Large events are cancelled, restaurants and non-essential businesses are closed, and in many states, residents have been asked to shelter in place, all to limit the spread and impact of the COVID-19 virus. But are strict and early isolation and other preventative mandates really effective in minimizing the spread and impact of a disease outbreak?
Stefan E. Pambuccian, MD, a Loyola Medicine cytologist, surgical pathologist and professor and vice chair of the Department of Pathology and Laboratory Medicine at Loyola University Chicago Stritch School of Medicine, has reviewed published data and research from three papers dating back to the 1918-19 Spanish flu pandemic, which infected one-fifth to one-third of the world’s population and killed 50 million people.
According to the data and analysis, cities that adopted early, broad isolation and prevention measures—closing of schools and churches, banning of mass gatherings, mandated mask wearing, case isolation and disinfection/hygiene measures—had lower disease and mortality rates.

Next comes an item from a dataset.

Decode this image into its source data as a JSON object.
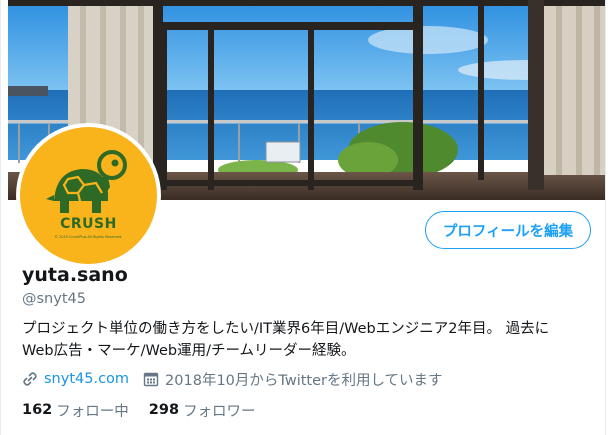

These cities included San Francisco, St. Louis, Milwaukee and Kansas City, which collectively had 30% to 50% lower disease and mortality rates than cities that enacted fewer and later restrictions. One analysis showed that these cities also had greater delays in reaching peak mortality, and the duration of these measures correlated with a reduced total mortality burden.
“The stricter the isolation policies, the lower the mortality rate,” says Dr. Pambuccian. He studied the Spanish flu, including prevention measures and outcomes, to help develop standards for staffing and safety in the cytology lab, where infectious diseases like the COVID-19 virus are diagnosed and studied at the cellular level. His broader article appeared online this week in the Journal of the American Society of Cytopathology.
Like today, not everyone in 1918 and 1919 thought the strict measures were appropriate or effective at the time.
An estimated 675,000 people died in the U.S. from the Spanish flu, “and there was skepticism that these policies were actually working,” says Dr. Pambuccian. “But they obviously did make a difference.”
In 1918, the world was still at war “with overcrowded barracks,” and much of the U.S. lived with “poverty, poor nutrition, poor hygiene, household/community-level crowding, and a lack of preparation of the population and decision makers due to cognitive inertia and poor medical and insufficient nursing care,” says Dr. Pambuccian.